|Ph.D Student||Gueta Tomer|
|Subject||Developing Tools and Methodology for Data-Intensive|
|Department||Department of Civil and Environmental Engineering||Supervisors||Professor Yohay Carmel|
|Dr. Avi Bar-Massada|
The recent availability of massive volumes of species occurrence data from numerous sources, connected within a single portal, may facilitate answering fundamental ecological questions. Yet, these big biodiversity databases suffer from serious errors and biases, which may invalidate their use in research. Here, three directions were used to mitigate this problem: First, tools to help end-users (ecologists) conduct their own advanced data-cleaning, based on the aim of their specific research were developed and evaluated. Towards that end, bdclean, a novel R package that facilitates data-cleaning in a user-friendly workflow, specifically designed for inexperienced R users, was developed.
Second, the value of case-specific user-level data-cleaning was explored. A new framework to quantify the effect of user-level data-cleaning on data quality using SDMs (Species Distribution Models) was developed.

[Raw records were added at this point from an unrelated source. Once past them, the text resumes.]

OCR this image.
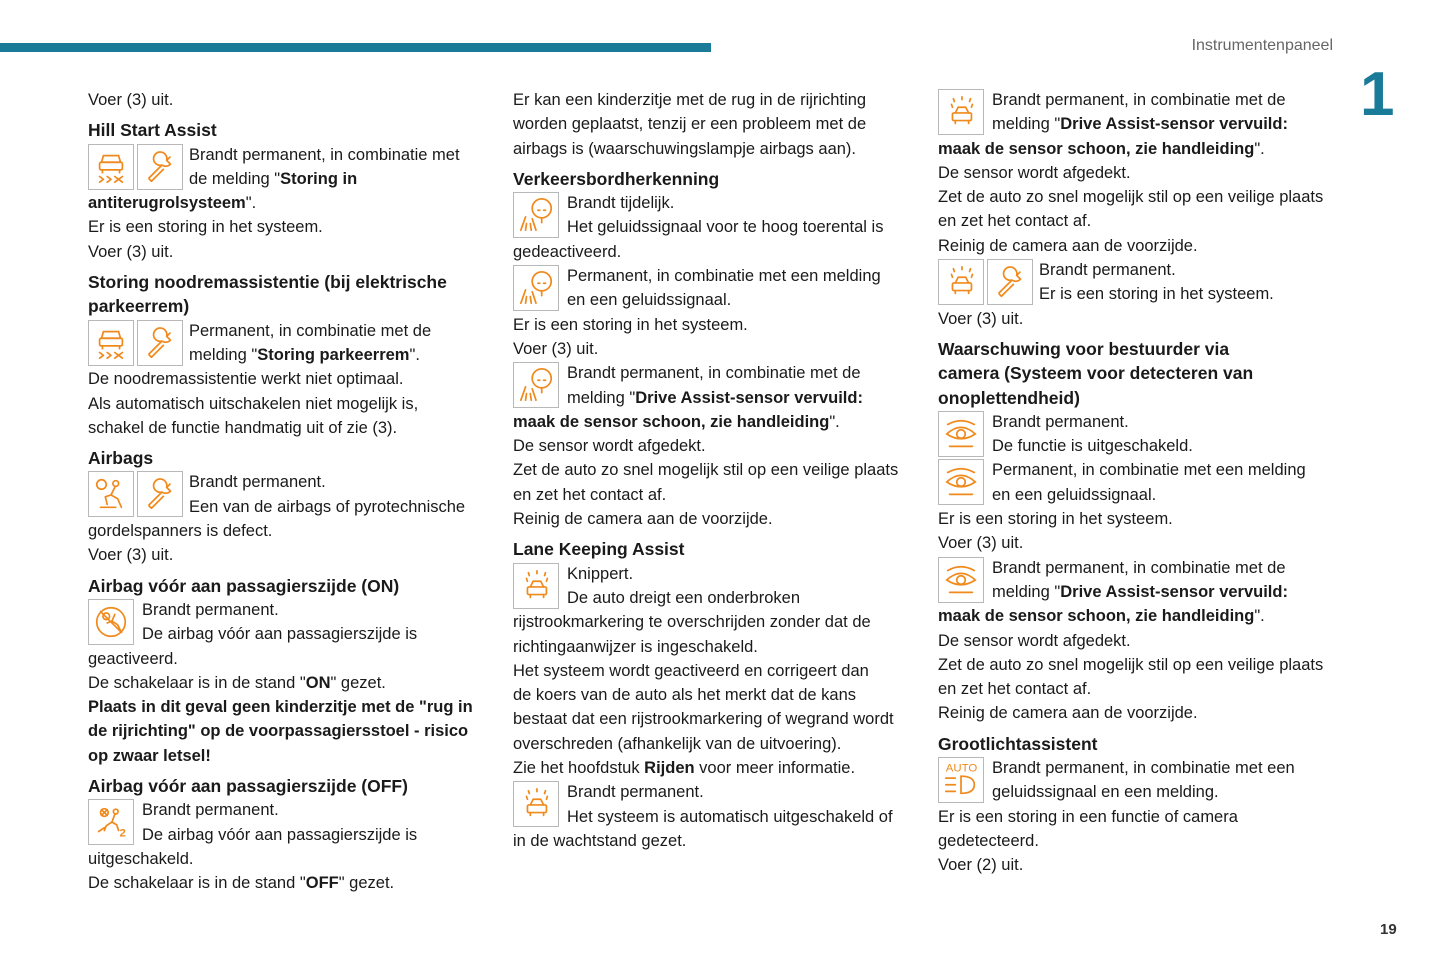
Instrumentenpaneel
1
19
Voer (3) uit.
Hill Start Assist
Brandt permanent, in combinatie met
de melding "Storing in
antiterugrolsysteem".
Er is een storing in het systeem.
Voer (3) uit.
Storing noodremassistentie (bij elektrische
parkeerrem)
Permanent, in combinatie met de
melding "Storing parkeerrem".
De noodremassistentie werkt niet optimaal.
Als automatisch uitschakelen niet mogelijk is,
schakel de functie handmatig uit of zie (3).
Airbags
Brandt permanent.
Een van de airbags of pyrotechnische
gordelspanners is defect.
Voer (3) uit.
Airbag vóór aan passagierszijde (ON)
Brandt permanent.
De airbag vóór aan passagierszijde is
geactiveerd.
De schakelaar is in de stand "ON" gezet.
Plaats in dit geval geen kinderzitje met de "rug in
de rijrichting" op de voorpassagiersstoel - risico
op zwaar letsel!
Airbag vóór aan passagierszijde (OFF)
Brandt permanent.
De airbag vóór aan passagierszijde is
uitgeschakeld.
De schakelaar is in de stand "OFF" gezet.
Er kan een kinderzitje met de rug in de rijrichting
worden geplaatst, tenzij er een probleem met de
airbags is (waarschuwingslampje airbags aan).
Verkeersbordherkenning
Brandt tijdelijk.
Het geluidssignaal voor te hoog toerental is
gedeactiveerd.
Permanent, in combinatie met een melding
en een geluidssignaal.
Er is een storing in het systeem.
Voer (3) uit.
Brandt permanent, in combinatie met de
melding "Drive Assist-sensor vervuild:
maak de sensor schoon, zie handleiding".
De sensor wordt afgedekt.
Zet de auto zo snel mogelijk stil op een veilige plaats
en zet het contact af.
Reinig de camera aan de voorzijde.
Lane Keeping Assist
Knippert.
De auto dreigt een onderbroken
rijstrookmarkering te overschrijden zonder dat de
richtingaanwijzer is ingeschakeld.
Het systeem wordt geactiveerd en corrigeert dan
de koers van de auto als het merkt dat de kans
bestaat dat een rijstrookmarkering of wegrand wordt
overschreden (afhankelijk van de uitvoering).
Zie het hoofdstuk Rijden voor meer informatie.
Brandt permanent.
Het systeem is automatisch uitgeschakeld of
in de wachtstand gezet.
Brandt permanent, in combinatie met de
melding "Drive Assist-sensor vervuild:
maak de sensor schoon, zie handleiding".
De sensor wordt afgedekt.
Zet de auto zo snel mogelijk stil op een veilige plaats
en zet het contact af.
Reinig de camera aan de voorzijde.
Brandt permanent.
Er is een storing in het systeem.
Voer (3) uit.
Waarschuwing voor bestuurder via
camera (Systeem voor detecteren van
onoplettendheid)
Brandt permanent.
De functie is uitgeschakeld.
Permanent, in combinatie met een melding
en een geluidssignaal.
Er is een storing in het systeem.
Voer (3) uit.
Brandt permanent, in combinatie met de
melding "Drive Assist-sensor vervuild:
maak de sensor schoon, zie handleiding".
De sensor wordt afgedekt.
Zet de auto zo snel mogelijk stil op een veilige plaats
en zet het contact af.
Reinig de camera aan de voorzijde.
Grootlichtassistent
AUTO Brandt permanent, in combinatie met een
geluidssignaal en een melding.
Er is een storing in een functie of camera
gedetecteerd.
Voer (2) uit.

The basic assumption here is that the change in SDM performance following data-cleaning reflects the change in data-quality. Data on Australian mammals served to exemplify this approach. SDMs for various functional groups at six spatial scales were constructed. Data-cleaning resulted in significant improvement in gain (SDM performance index) of 5-25% for all functional groups and across all spatial scales.
Third, a novel means of interpreting results was proposed and evaluated, by binding data-cleaning to data analysis. It is feasible to assume that even the most advanced cleaning procedures are not perfect. The change in signal between the pre- and post-cleaning phases, in addition to the signal itself, was used in order to evaluate the research question. This approach was explored using a well-known community-ecology question. The case study concerns the debate over the role of environmental factors in determining species distribution (relative to the roles of stochasticity and dispersal).
Three alternative hypotheses were distinguished (niche, neutral and continuum), using SDM performance as a proxy for the strength of environmental factors over a gradient of species richness. These hypotheses were tested using data downloaded from GBIF (Global Biodiversity Information Facility). Three corresponding datasets were generated using virtual species, in order to validate the predictions and to test various aspects of the analysis. Analyses of the virtual species showed that the niche, continuum, and neutral communities resulted in a clear positive-, negative-, and nonsignificant trends, respectively. Negative correlations between species-richness and the predictive power of environmental factors were more common than positive correlations. The signal was found to be consistent in various thresholds, ensemble techniques and spatial grids, and was supported by the virtual species results. Comparing the results before- and after data-cleaning, there was a consistent trend, in which the signal became stronger and clearer after data-cleaning. The results, therefore, provide strong support to the continuum hypothesis.
This research reveals the merit of incorporating data-cleaning as part of the data analysis when working with biodiversity big-data for answering macro-ecological questions, and builds tools towards the best practice of user-level data-cleaning. The tools and methodology which were developed throughout this research can improve our ability to answer ecological questions, specifically in empirical analysis that builds upon data available from large biodiversity databases.